Kelly-Anne is obsessed with the high-profile case of a serial killer, and reality blurs with her morbid fantasies. She goes down a dark path to get the missing video of the murder of a young girl to whom Kelly-Anne bears a disturbing resemblance.
A thriller set partly in the virtual rooms of the internet’s dark web, “Red Rooms” begins with a serious premise and pushes forward with only the silliest ideas that could spring out of it. At the beginning of Pascal Plante’s film, a serial killer has reached his day in court for committing horrifying, potentially unprintable crimes upon three known victims – teenage girls whose bodies were found in pieces and buried in the earth outside a residential neighborhood. What follows is a movie that allegedly attempts to challenge our perceptions of social vs. restorative justice by introducing two characters with differing ethics. What the movie is really doing is more straightforward and far more disappointing.
The protagonist is Kelly-Anne, played by Juliette Gariépy in a performance of determined stoicism that never quite manages to let us into her headspace. She’s a full-time model and part-time gambler of digital coins who has killed in both departments because of her stone-faced beauty and her monetary acumen. The other character is Clémentine, played by Laurie Babin in an opposing performance that maybe lets us into her head a little too often. She’s obsessed with the killer and is convinced of his innocence, to the degree that any evidence of guilt is, in her mind, manipulated by those in power.
We’re not entirely sure what to think about either of these women, which gets us some of the way toward appreciation for what Plante (who also penned the screenplay) is trying to do here. It’s evident at the beginning, for instance, that Clémentine is a stand-in for believers in Qanon and its members’ wild beliefs, ranging from the big lie about the last U.S. election to the ubiquity of a cabal of radical-leftist Satanists in a globalist government. We get a little hint of that type of extremism here when news of the killer’s videotaped murders drops. Perhaps the term “psyop” wasn’t entirely in fashion yet when the film was in development, as it seems like Clémentine is on the verge of using it.

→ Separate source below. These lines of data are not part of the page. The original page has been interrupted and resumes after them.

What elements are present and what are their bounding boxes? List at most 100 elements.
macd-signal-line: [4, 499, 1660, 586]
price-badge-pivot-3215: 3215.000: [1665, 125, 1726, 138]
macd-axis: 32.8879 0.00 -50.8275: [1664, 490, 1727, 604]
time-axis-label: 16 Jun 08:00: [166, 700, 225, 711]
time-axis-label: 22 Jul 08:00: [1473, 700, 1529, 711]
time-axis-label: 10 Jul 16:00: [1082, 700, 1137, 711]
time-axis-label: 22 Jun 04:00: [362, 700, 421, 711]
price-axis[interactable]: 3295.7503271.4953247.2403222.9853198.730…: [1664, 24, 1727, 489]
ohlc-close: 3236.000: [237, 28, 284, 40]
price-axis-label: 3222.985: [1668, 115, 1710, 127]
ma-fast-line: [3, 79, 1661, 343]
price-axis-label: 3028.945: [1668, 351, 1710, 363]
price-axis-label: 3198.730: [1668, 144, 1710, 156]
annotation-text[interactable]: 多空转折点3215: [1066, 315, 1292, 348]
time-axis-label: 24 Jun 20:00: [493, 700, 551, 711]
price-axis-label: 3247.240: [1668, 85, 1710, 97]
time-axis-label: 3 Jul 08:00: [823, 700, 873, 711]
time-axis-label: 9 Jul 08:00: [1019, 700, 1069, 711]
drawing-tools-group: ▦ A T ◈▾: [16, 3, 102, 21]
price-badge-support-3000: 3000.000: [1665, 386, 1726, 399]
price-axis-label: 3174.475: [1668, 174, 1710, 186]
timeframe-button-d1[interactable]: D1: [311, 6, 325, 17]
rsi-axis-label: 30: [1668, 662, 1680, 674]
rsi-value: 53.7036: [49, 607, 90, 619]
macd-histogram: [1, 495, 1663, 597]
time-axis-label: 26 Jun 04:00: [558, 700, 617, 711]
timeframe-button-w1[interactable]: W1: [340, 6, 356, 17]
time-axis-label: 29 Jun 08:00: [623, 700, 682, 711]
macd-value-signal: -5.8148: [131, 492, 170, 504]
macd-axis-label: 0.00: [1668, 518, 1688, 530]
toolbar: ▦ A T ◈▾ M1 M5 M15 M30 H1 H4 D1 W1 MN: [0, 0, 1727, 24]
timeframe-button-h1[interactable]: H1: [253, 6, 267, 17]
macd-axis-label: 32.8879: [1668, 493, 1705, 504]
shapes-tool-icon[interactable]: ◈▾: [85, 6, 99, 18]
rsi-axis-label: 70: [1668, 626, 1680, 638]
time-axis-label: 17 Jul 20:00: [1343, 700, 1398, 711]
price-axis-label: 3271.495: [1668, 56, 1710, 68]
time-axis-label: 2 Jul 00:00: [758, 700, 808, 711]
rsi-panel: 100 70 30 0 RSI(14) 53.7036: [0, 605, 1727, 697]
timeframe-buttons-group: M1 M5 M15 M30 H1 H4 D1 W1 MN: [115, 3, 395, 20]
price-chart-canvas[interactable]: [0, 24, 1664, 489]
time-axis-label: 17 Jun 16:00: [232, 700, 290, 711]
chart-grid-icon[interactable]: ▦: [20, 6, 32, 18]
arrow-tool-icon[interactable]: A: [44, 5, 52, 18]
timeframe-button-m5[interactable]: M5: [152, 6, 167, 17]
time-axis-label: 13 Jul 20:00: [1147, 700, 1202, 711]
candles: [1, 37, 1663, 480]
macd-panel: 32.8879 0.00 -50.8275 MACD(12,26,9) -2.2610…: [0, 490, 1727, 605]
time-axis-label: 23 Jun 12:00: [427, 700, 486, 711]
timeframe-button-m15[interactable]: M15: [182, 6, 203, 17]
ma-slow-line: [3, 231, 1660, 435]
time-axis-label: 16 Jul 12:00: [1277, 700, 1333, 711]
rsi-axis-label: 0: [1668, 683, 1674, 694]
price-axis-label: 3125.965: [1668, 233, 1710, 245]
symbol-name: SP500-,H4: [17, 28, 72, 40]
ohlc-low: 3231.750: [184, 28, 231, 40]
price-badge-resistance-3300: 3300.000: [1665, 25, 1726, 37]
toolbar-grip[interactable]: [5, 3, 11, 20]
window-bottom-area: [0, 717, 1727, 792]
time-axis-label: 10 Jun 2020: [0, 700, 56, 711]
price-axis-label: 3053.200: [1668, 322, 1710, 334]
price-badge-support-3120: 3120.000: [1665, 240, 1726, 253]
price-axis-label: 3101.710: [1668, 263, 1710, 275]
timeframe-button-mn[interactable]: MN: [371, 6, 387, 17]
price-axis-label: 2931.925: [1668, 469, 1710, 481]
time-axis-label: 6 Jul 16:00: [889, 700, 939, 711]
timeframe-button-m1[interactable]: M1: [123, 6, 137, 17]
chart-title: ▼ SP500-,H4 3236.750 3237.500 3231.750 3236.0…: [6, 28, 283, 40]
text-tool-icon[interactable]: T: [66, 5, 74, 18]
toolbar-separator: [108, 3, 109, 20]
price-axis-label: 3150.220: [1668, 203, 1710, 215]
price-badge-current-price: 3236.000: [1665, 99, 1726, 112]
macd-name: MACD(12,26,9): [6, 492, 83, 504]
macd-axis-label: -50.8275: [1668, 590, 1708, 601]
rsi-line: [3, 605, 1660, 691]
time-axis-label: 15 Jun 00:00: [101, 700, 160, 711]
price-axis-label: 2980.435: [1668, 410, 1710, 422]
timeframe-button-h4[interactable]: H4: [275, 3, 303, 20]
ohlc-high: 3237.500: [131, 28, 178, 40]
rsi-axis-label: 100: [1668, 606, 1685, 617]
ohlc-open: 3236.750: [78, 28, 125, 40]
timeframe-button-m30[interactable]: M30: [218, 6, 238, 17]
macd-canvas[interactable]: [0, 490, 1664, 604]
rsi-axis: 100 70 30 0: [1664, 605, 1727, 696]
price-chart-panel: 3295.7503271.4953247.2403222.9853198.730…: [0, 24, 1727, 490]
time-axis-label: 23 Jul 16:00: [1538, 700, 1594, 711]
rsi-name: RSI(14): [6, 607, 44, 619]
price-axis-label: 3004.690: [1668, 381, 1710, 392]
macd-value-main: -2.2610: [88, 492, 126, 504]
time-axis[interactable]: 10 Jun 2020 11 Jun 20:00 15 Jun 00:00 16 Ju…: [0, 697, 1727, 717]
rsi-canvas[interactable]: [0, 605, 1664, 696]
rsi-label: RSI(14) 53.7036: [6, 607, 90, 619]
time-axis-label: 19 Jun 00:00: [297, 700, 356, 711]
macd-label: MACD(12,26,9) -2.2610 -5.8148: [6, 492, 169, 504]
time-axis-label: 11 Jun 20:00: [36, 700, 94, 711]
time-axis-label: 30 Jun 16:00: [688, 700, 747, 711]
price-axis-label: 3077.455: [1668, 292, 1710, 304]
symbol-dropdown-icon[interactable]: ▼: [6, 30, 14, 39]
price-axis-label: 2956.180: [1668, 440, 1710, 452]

The ultimate motivation of this character is sympathetic to a degree, though, which muddles and muddies the convictions of the story the movie is telling. That’s never clearer than during our journey through Kelly-Anne’s story. She tolerates Clémentine when the pair meet (the former avoids the claustrophobia of her apartment at bedtime until the presence of another human in her spartan existence forces a change) but otherwise remains wholly unreadable as she watches, with some hunger, the proceedings of the trial. By the way, we never get the fascination with the killer, a weaselly little man played by Maxwell McCabe-Lobos.
From what we can tell, he’s certainly no cult-of-personality figure, although the actor chills in his portrayal of sociopathic boredom at the whole affair. The trial scenes are the stuff of pure exhibitionism, forcing us to witness bits of the video and audio (although, oddly, the only things we actually see are his taunts while surrounded by blood) as a way of exploiting the violence inflicted upon the girls. The film gets no more profound than a scene where Clémentine is finally forced to confront those videos. It also gets no more facile than that scene, which marks the turning point toward the film’s real intentions.
For the sake of the surprise, those intentions won’t be revealed or discussed, only to say that we finally glimpse Kelly-Anne’s mind during this stretch of storytelling. It’s a diseased place, and the strangely extended climax has more to do with Bitcoin than we might think. By the time Kelly-Anne wears a peculiar disguise to make some point, the movie has lost its way entirely. All that’s left in “Red Rooms” is a lot of teasing, leading to facile sociopathy.